Читать «Соломон. Царь тысячи песен» онлайн - страница 2
Виктор Зонис
Старик тяжело слез с животного, трясущимися пальцами бережно снял переметные сумы, недолго постоял, притопывая онемевшими ногами, разгоняя по дряхлому телу жидкую и усталую кровь. Покопавшись в мешке, он поочередно извлек оттуда кожаную флягу с водой, сухую лепешку, большой лоскут грубой льняной ткани. Натан расчистил ногами землю от камней и прилег, опершись спиной о большой валун. Он медленно жевал лепешку, периодически делая мелкие, экономные глотки тухлой и бесценной воды, бездумно наблюдая за ослом, с радостным криком набивавшим утробу сухой и жесткой травой. Утолив голод, Натан с усилием подтащил к себе поближе тяжелые сумки и стал бережно извлекать оттуда их содержимое: тонкие глиняные таблички, густо испещренные надписями, свитки хрупкого папируса, несколько восковых дощечек для записей. Он любовно и сосредоточенно перебирал таблички, бережно подносил близко к подслеповатым плазам, вчитываясь в содержание. Черты его аскетического лица разгладились, стали мягче, добрее; глаза наполнились внутренним светом, отраженным последними лучами уходящего солнца.

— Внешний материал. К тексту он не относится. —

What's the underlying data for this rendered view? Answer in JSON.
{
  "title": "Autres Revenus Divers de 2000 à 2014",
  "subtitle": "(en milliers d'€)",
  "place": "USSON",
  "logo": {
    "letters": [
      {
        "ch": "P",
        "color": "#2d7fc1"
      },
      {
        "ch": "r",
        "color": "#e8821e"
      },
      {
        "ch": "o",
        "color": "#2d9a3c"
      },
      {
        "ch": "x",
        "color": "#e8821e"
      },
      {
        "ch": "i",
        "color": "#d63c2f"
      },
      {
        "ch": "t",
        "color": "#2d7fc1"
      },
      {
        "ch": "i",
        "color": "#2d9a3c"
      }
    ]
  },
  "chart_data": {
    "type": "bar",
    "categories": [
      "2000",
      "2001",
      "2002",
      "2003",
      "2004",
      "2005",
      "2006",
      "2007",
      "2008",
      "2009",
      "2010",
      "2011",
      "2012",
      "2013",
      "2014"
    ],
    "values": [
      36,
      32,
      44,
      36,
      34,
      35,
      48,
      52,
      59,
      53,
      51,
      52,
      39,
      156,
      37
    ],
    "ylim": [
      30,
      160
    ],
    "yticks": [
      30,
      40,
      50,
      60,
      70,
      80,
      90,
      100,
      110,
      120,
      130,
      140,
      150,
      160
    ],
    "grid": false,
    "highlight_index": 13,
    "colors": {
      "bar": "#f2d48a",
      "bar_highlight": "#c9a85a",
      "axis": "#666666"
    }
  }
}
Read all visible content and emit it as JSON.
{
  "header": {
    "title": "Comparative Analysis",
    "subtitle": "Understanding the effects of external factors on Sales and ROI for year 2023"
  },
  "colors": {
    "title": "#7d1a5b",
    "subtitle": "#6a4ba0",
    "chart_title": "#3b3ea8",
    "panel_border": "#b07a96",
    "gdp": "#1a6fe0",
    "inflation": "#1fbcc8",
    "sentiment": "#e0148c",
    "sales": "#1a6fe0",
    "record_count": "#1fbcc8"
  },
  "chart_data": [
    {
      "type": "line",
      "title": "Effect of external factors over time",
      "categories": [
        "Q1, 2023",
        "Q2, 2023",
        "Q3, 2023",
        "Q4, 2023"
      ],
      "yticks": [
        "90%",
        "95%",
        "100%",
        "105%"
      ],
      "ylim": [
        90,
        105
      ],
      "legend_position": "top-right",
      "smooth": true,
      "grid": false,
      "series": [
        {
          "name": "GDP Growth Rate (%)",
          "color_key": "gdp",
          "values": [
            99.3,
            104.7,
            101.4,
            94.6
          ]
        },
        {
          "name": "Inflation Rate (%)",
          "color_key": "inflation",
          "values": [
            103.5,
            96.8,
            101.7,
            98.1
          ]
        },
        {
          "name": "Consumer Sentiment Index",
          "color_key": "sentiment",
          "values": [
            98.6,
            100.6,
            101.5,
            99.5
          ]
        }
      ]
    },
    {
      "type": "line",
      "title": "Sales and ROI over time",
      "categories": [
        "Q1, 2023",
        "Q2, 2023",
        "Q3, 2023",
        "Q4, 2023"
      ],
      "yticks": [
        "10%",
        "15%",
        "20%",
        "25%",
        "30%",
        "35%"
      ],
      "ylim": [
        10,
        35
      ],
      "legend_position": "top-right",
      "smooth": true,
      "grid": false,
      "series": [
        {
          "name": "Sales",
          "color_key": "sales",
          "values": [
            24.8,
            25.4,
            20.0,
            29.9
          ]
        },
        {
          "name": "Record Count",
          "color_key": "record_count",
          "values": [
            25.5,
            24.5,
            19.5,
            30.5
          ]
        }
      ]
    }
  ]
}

Стало быстро темнеть, и Натан в обратном порядке аккуратно сложил в сумки таблички и пергамент, привязал отяжелевшего, икающего осла к деревцу и закрыл глаза. Однако долгожданный сон не приходил, в голове роились бессвязные мысли, толкались, рвались наружу яркие и потускневшие от времени картинки-призраки. Натан заворочался, закряхтел, перевернулся на спину и уставился немигающим взглядом в глубокое черное небо, щедро наряженное яркими и бесстрастными звездами…
«Ну вот, — думал он, — завтра — Иерушалайм, город любимый и ненавидимый, город славы и бесчестья моего великого и беспутного народа. Сколько же лет прошло с тех пор, как я поселился в Галааде, навсегда покинув этот город? Без малого десять…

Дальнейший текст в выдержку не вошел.